The 2008 Russo-Georgian War: Putin’s green light

On August 8, 2008, Russian forces began the invasion of Georgia, marking the start of Europe’s first twenty-first century war. The conflict itself was over within a matter of days, but the repercussions of the Russo-Georgian War continue to reverberate thirteen years on, shaping the wider geopolitical environment.

The international reaction to Russia’s military campaign in Georgia was to prove remarkably muted, with Moscow suffering few negative consequences. On the contrary, EU leaders led calls for a ceasefire that appeared to favor Russian interests, while the US under the new Obama administration was soon calling for a reset in relations with the Kremlin.

Understandably, many in Moscow interpreted this accommodating approach as an informal invitation for further acts of aggression in Russia’s traditional sphere of influence. Six years after the Russo-Georgian War, Russia embarked on a far more comprehensive military campaign against Ukraine, where Moscow continues to occupy Crimea and large swathes of eastern Ukraine’s Donbas region.

The 2008 Russo-Georgian War is now widely recognized as a landmark event in the transition from the era of post-Soviet cooperation between Russia and the West towards today’s Cold War climate. The Atlantic Council invited a range of experts to share their views on the legacy of the conflict and its impact on the international security environment.

John Herbst, Director, Eurasia Center, Atlantic Council: Thirteen years ago, Europe experienced major power aggression for the first time since Hitler’s defeat in 1945. Russian troops attacked and defeated Georgian forces in a short war that Moscow and its proxies in South Ossetia provoked. The reaction of the West was slow and weak. French President Nicolas Sarkozy negotiated ceasefire terms that Moscow largely violated without consequence. The Kremlin learned that the West preferred to ignore or at least minimize Russian bad behavior in the so-called Near Abroad.

Moscow applies this lesson in Georgia today as it regularly moves the demarcation line between South Ossetia and the rest of Georgia a few meters further into the country. Russia also applied the lessons of 2008 in Crimea and Donbas. It took the West some time, and the July 2014 shooting down of the MH17 passenger airliner, to impose serious sanctions on Moscow for its aggression in Ukraine.

If US President Joe Biden would like to demonstrate the fresh resolve in dealing with Moscow that he promised as a candidate, he should announce contingency sanctions that the US will apply the next time Moscow “adjusts” that internal demarcation line in Georgia.

Matthew Bryza, Nonresident Senior Fellow, Atlantic Council: The weak international response to Russia’s invasion of Georgia greenlighted Russia’s subsequent military assault on Ukraine.

Many senior officials of transatlantic governments with whom I worked to mediate the conflicts over Georgia’s breakaway regions of South Ossetia and Abkhazia condemned Russia’s invasion, but also blamed then-Georgian President Mikheil Saakashvili for provoking Vladimir Putin.

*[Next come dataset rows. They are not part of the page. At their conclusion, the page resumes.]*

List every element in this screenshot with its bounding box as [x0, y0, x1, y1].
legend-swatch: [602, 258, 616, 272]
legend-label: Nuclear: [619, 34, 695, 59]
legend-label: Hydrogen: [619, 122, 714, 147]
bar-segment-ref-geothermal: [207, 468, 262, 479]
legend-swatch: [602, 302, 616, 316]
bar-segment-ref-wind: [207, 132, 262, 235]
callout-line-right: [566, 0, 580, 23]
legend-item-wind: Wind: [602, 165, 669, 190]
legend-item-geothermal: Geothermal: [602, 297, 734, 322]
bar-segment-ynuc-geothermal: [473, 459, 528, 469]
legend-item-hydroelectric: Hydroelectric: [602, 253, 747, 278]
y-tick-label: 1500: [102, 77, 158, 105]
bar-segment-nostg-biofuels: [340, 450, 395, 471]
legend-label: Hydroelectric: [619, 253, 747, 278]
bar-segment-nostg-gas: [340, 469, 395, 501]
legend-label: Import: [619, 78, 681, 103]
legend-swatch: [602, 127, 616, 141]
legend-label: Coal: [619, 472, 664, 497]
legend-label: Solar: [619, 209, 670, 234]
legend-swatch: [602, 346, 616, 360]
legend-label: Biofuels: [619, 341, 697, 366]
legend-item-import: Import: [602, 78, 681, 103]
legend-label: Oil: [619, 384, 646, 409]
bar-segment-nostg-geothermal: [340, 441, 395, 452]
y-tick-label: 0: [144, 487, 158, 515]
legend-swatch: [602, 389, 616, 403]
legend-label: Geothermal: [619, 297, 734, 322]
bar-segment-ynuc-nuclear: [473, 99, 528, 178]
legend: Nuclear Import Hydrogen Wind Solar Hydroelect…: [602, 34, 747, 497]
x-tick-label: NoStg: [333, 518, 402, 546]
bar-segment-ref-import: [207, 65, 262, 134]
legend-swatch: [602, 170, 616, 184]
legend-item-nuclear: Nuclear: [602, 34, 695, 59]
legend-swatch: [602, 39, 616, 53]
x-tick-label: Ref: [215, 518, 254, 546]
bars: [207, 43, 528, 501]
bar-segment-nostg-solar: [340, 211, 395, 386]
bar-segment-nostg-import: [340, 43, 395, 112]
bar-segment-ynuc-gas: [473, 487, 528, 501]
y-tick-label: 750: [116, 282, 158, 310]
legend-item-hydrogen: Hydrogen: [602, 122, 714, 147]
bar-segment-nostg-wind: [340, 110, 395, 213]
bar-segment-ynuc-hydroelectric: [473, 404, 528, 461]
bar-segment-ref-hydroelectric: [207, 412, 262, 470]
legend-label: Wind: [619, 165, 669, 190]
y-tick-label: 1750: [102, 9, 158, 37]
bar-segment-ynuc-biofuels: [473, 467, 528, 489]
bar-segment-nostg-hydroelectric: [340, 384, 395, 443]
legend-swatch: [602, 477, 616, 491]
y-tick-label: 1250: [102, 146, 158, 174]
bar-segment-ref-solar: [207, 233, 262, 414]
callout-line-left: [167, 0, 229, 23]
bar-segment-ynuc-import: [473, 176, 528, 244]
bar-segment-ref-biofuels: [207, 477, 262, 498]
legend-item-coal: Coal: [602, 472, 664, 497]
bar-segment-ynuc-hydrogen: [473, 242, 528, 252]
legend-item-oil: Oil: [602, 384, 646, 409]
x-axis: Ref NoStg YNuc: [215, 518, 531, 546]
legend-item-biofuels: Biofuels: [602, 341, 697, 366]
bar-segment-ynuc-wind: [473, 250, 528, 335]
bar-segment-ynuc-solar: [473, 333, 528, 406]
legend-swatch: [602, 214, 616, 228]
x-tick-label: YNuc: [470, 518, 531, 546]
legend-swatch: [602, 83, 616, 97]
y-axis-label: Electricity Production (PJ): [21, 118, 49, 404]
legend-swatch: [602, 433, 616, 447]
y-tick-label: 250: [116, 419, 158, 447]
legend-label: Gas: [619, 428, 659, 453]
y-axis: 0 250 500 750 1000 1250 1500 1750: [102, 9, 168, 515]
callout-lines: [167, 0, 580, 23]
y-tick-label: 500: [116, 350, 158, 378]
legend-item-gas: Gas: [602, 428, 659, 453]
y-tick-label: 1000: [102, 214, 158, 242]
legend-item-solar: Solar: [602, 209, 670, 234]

Hence, the ceasefire agreement brokered by French President Nicolas Sarkozy was one-sided in favor of Moscow, while the subsequent EU report about the five-day war (incorrectly) blamed Georgia for firing the first shots. Later in 2008, Paris announced plans to sell Russia a Mistral-class helicopter carrier, prompting a Deputy Chief of the Russian General Staff to declare how much easier it would have been to defeat Georgia with the ship already in Russia’s arsenal.

But neither did Washington do much to deter future Russian military aggression in the Black Sea region. Days after the ceasefire in Georgia, the Bush administration rejected Tbilisi’s request for anti-tank and air defense weapons. And a few months later, the new Obama administration awarded Moscow with its “Russia Reset” policy. Based on this reaction, Putin could only have concluded that the benefits of invading Ukraine would exceed the costs.

Alexander Vershbow, Distinguished Fellow, Atlantic Council: Russia’s 2008 invasion of Georgia brought the West’s relations with Russia to their lowest point since the 1980s. Coming less than six months after NATO’s Bucharest Summit, which had declared that Georgia and Ukraine would be NATO members one day, the invasion was a direct challenge to both countries’ right to choose a Euro-Atlantic future.

The invasion of Georgia should have been a wake-up call to the international community, a clear signal that Western efforts since the fall of the Berlin Wall to integrate Russia in a collective security framework had failed. Yet a year later, the US and its allies decided to try again, to “reset” relations with Moscow, and to continue to treat Russia as a strategic partner rather than an adversary.

Only after the illegal annexation of Crimea and the launch of Moscow’s hybrid war in eastern Ukraine did the West finally acknowledge that Putin’s Russia had become a revisionist power seeking to reestablish its dominion over the eastern half of Europe. We can only speculate whether a firmer and more clear-eyed Western response in 2008 could have prevented the tragic events of 2014.